Far from the Tree(11)



“Oh, this is our daughter Lauren,” Diane said, reaching an arm out to the girl and hugging her close. “She’s Maya’s sister.”

Lauren smiled and Grace smiled back. Lauren was so obviously biological that it was ridiculous. Grace wondered what that was like, living in a house where the other three inhabitants looked nothing like you, like you were in a forever game of One of These Things Is Not Like the Other.

“I thought Maya was on her way down,” Diane said, then took a step toward the stairs, Lauren still in tow. “Maya! Grace and her parents are here!”

After a beat or two, Maya appeared at the top of the stairs. She was wearing cutoff denim shorts and a loose tank top, and her hair was in one of those topknots that Grace had tried to create many times but had never succeeded at because her hair wasn’t long enough. Maya looked like someone had dropped her into a life with these three well-dressed, redheaded strangers.

And in a way, Grace realized, someone had.

“Hi,” she said, waving a little. “I’m Grace.”

“Hi,” Maya said. Her voice was oddly flat, but maybe she was playing it cool.

When she got down to the end of the stairs, they both stood there looking at each other. Grace could hear the quiet sniffles from all four of their parents behind them, watching their two children meet for the first time. Maya looked like Grace, that was for sure. Eye color, hair color, even the same weird, ski-slope nose. She was a little bit shorter than Grace, but give or take a few freckles, it was like looking in a mirror.

And Grace felt absolutely nothing.

“Hi,” she said again. “Sorry, I don’t know what to say.” She giggled nervously, which she hated, but the whole thing was starting to feel so bizarre. They were in a house that looked like a princess’s castle! She had a biological sister who was staring at her, and who looked just like her! The dad was wearing a suit!

Maya just looked at Grace, then turned to her dad. “Why are you wearing a suit?”

“Because we have company,” he said, taking her by the shoulders and steering her toward the living room. Grace got the feeling that he was used to steering Maya away from things, like a distraction technique people used on toddlers. Redirection, that’s what it was called. Grace had seen it once when she’d dared herself to pick up a parenting book, in a bookstore fifteen miles away, where no one would recognize her.

“Appetizers are this way!” Diane said, gesturing to Grace’s parents as she kept an arm around Lauren’s shoulders. Neither sister acknowledged the other, Grace noticed. As an only child, she had always studied how siblings interacted with one another. It was like watching one of those nature shows about weird animal species on TV that her dad always got obsessed with.

“After you,” Grace’s mom said, following them into the (also white, also flawless) living room. “C’mon,” she said to Grace, and she walked between her and her dad.

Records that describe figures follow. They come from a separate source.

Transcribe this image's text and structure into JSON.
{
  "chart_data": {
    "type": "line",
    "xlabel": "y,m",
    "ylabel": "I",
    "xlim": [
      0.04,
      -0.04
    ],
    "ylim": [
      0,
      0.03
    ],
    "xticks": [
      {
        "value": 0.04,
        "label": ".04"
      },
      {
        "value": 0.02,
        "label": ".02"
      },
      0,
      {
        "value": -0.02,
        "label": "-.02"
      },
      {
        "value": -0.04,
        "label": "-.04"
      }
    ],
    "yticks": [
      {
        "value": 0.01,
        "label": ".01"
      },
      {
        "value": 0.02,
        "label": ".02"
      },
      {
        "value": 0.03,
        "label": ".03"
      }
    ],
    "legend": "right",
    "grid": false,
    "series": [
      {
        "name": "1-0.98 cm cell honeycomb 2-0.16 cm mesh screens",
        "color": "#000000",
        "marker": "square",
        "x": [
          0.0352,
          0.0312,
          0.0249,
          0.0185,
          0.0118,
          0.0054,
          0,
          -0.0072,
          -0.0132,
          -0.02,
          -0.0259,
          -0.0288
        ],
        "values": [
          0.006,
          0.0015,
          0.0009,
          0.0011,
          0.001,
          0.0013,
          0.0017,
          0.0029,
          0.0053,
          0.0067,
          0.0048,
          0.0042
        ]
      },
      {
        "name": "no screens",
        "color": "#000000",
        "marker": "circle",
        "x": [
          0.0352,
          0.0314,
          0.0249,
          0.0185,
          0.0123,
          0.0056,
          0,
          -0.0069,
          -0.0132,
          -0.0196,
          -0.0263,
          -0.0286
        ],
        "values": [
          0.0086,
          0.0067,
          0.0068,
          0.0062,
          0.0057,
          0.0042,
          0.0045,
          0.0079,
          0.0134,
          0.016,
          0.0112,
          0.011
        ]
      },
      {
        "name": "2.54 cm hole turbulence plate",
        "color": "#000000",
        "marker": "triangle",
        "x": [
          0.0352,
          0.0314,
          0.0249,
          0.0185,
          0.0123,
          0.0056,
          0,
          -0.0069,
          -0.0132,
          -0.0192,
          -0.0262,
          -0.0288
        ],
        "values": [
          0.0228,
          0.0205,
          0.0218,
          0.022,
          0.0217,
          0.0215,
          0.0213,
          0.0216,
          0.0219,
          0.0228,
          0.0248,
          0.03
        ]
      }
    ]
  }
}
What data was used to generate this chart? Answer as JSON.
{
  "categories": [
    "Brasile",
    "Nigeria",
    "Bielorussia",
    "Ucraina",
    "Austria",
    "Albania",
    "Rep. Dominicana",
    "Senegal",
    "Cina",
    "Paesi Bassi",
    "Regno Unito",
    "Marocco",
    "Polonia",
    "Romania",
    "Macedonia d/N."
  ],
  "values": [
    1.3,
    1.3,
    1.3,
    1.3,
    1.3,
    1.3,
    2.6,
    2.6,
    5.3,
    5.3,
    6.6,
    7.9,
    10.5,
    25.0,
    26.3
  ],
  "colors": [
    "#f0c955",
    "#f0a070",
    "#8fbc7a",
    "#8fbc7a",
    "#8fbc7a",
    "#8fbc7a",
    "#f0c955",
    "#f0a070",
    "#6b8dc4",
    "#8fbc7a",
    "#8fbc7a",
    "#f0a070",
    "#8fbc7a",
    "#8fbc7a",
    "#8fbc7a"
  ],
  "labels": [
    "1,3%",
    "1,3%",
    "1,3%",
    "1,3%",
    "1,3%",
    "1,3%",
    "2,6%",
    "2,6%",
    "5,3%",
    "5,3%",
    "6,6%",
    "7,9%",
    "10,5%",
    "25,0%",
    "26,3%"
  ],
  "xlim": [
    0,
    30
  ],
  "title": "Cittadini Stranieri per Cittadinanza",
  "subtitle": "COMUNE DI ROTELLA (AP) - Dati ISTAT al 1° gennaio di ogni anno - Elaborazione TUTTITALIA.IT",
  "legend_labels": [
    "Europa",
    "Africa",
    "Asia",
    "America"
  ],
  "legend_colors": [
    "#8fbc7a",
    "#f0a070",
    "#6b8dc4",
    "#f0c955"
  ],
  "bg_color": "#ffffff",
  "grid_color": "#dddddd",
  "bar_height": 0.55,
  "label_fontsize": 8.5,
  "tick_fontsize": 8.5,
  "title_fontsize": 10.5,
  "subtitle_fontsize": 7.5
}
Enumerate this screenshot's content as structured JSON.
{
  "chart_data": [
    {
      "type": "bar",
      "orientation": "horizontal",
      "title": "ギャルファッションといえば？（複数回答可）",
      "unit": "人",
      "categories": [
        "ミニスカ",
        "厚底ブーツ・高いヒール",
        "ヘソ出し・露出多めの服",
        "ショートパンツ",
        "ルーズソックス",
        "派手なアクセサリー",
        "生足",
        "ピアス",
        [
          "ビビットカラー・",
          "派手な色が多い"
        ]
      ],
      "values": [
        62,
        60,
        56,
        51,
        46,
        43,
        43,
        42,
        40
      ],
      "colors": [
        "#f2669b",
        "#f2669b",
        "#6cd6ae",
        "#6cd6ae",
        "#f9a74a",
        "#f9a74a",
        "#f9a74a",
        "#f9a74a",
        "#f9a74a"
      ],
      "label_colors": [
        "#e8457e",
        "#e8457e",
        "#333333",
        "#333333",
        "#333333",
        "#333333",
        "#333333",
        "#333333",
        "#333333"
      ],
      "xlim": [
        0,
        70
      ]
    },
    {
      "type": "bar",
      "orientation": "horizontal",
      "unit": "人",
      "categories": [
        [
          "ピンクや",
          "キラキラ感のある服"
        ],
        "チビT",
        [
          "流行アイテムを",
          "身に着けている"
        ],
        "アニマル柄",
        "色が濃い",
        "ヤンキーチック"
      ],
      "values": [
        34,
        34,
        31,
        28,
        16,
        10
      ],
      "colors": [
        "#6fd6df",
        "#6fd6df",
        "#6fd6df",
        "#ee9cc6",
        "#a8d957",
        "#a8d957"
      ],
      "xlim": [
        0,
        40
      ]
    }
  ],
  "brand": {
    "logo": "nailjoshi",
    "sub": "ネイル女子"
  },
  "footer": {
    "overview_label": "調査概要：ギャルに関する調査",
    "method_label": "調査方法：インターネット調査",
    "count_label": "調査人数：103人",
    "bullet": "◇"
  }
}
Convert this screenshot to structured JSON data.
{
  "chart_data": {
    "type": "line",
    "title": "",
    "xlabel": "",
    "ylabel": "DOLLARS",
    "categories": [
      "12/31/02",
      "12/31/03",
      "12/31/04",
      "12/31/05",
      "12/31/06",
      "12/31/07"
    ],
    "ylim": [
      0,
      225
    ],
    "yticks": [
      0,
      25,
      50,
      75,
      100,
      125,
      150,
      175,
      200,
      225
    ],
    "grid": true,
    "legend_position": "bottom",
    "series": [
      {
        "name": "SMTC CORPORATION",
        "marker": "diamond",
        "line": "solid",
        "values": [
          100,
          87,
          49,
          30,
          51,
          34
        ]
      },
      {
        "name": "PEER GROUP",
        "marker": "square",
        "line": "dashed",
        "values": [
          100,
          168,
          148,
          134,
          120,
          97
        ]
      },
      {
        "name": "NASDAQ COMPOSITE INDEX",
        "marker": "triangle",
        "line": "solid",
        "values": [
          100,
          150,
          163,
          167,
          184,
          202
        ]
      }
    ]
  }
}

Grace’s dad leaned down to whisper in her ear as they walked. “You say the word,” he murmured, “and I’ll bring the car around. We’ll blow this fancy Popsicle stand.”

Grace smiled and kind of swatted at him before her mom heard.

Dinner was excruciating.

The food was fine, of course; it wasn’t like they served sweetbreads or anything. (Grace had tried sweetbreads exactly once, before she realized that the words sweet and bread were the two worst possible ones to describe that particular food.)

But they were basically seven strangers sitting in a dining room that was fancier than almost any restaurant Grace had ever set foot in, and two of them were related and had just met twenty minutes earlier. To make it even worse, the room had high ceilings, which seemed to make the silence echo around them, forks scraping against plates and sounding like someone yanking the needle off a record player over and over again.

“Well, we’re just so glad that the two of you could meet,” Diane said, her voice a bit louder than necessary.

Grace’s mom took the ball and ran with it, as moms often do.

“Oh, same here!” she said, smiling at both Maya and Grace. “You both look so alike, too. I know Grace has always wanted a sister.”

Grace looked at her mom, raising her eyebrow a little. Since when? But then she caught Maya glancing at her and quickly reset her face.

“If you’d like a sister, may I offer a suggestion?” Maya said, then gestured toward Lauren. “We’ll even throw in a set of free steak knives, but you have to act now. Operators are standing by.”

Lauren glared at Maya, and even though both Bob and Diane laughed, Grace could tell that they sort of wanted to murder Maya with their eyes. She laughed anyway, though. She couldn’t help it. Now she knew why Maya never wrote emails or texts like a normal human being: her humor was too dark.

“Maya and Lauren are either best friends or worst enemies,” Diane said, picking up her wineglass and then setting it down while Maya took a bite of chicken. “We actually found out that I was pregnant with Lauren three months after we brought Maya home. I mean, we tried for almost ten years to have a child, and then that? Two miracles in three months! We couldn’t believe our good luck.”

Grace saw her dad glance between Maya and Lauren, and she wondered if he was thinking what Grace was thinking: that those two were one dessert course away from a full-fledged cage match. Diane was either delusional or, more likely, trying to keep her children from ruining dinner.